March 21st, 2008 · No Comments

Operation Iraqi Freedom’s Global Warming implications are, of course, only a fraction of the conflict’s environmental impact: both directly and indirectly.  Over at Red, Green, and Blue, Ranjit Arab has an interesting post up: Tangled Up in Green: The Five Years War.

Just as many warned against going to war in Iraq for other reasons, there were those who highlighted the environmental risks and raised concerns early on about dealing with environmental problems.

Raw sewage courses through canals and riverbeds. Toxic clouds from burning oil and smoldering buildings billow into the air, raining particles on the countryside.
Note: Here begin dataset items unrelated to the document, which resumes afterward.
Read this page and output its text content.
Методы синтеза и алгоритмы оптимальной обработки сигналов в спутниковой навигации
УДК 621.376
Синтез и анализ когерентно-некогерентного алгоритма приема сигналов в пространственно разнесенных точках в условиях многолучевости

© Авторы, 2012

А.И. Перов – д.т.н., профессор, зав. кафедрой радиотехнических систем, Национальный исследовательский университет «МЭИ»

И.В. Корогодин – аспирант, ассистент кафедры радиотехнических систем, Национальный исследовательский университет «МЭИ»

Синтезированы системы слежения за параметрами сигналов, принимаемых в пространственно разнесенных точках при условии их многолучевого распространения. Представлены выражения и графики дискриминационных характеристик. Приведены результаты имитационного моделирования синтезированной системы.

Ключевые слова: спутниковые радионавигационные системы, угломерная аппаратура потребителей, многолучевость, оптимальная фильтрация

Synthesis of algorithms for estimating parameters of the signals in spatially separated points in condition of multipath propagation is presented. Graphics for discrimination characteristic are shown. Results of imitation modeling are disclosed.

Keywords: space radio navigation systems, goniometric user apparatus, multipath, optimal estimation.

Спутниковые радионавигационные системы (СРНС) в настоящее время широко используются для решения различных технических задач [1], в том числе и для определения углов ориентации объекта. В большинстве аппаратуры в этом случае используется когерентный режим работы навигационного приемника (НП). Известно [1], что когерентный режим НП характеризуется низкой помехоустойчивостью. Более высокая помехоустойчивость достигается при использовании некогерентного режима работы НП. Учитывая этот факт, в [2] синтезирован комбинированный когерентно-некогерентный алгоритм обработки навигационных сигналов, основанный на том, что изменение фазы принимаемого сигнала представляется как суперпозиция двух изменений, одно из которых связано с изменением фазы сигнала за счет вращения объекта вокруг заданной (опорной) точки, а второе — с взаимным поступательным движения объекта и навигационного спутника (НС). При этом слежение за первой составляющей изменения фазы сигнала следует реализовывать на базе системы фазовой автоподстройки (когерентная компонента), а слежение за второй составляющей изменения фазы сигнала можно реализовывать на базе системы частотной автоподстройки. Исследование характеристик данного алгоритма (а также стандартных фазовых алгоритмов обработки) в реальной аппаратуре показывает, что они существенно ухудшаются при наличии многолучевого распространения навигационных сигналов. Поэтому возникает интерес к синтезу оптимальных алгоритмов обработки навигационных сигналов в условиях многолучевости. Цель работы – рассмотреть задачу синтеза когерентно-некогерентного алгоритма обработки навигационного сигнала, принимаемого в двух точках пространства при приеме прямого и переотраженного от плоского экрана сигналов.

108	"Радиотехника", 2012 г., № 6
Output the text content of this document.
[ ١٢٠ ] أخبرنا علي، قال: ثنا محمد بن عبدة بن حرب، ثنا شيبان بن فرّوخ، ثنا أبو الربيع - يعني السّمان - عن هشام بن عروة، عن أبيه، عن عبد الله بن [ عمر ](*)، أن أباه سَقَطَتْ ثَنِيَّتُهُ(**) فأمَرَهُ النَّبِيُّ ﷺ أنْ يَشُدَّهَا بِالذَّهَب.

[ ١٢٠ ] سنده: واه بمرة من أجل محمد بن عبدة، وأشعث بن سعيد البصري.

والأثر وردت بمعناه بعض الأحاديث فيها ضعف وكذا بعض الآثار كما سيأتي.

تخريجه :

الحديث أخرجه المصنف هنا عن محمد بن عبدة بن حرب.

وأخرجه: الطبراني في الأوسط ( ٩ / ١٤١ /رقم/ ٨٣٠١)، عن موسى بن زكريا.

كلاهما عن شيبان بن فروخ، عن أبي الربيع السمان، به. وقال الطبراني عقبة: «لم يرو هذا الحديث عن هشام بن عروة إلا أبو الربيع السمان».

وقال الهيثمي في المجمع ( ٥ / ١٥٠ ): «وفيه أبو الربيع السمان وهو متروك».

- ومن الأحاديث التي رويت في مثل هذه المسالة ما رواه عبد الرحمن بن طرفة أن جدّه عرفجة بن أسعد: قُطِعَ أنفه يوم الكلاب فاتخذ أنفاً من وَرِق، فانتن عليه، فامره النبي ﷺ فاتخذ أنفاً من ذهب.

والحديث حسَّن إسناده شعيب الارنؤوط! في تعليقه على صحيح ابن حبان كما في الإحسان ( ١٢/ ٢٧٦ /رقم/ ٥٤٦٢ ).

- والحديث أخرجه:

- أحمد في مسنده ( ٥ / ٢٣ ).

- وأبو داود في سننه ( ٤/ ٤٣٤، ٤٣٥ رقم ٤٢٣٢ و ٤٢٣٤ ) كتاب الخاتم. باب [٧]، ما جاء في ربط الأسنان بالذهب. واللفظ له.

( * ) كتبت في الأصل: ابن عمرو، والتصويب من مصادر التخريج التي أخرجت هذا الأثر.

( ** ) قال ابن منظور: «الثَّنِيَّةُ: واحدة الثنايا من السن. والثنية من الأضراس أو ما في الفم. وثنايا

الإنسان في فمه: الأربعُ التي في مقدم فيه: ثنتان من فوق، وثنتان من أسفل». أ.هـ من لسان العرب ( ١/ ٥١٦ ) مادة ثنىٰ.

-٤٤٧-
Heavy metals and a stew of chemicals from bombed industrial plants spill into the soil and pollute drinking-water supplies. Iraq doesn’t look as bad as a smoky Kuwait did in the aftermath of the 1991 Gulf War, but Iraq’s air, land, and water have been battered in 2003, and some experts say more Iraqi civilians will die from post-war environmental problems than have been killed during the fighting.

The environmental impacts have not just been on humans, but also natural life.  As Arab highlights, a challenge exists in understanding just what has happened and is going on in terms of environmental impacts:

The real problem … is that no proper, detailed assessment has been done to give us a current analysis of environmental damage caused by this war.

It is easy to see how, along with so many other elements of ‘normality’, environmental impact studies and remediation efforts might be difficult to execute amid conflict, among the continuing conflict of Iraq.

One should realize that not all the “impacts” are necessarily negative, in terms of the environment, with the efforts to restore the marshes of southern Iraq perhaps the greatest signal of (and effort for) positive impact.

The point to realize, clearly, is that there has been an environmental impact from the conflict. From the pollution caused by bombs (suicide bombs or otherwise), oil leaks, polluting electrical generation, land and water impacts, etc … This currently untallied impact should be added to all the other costs associated with The Three Trillion Dollar War.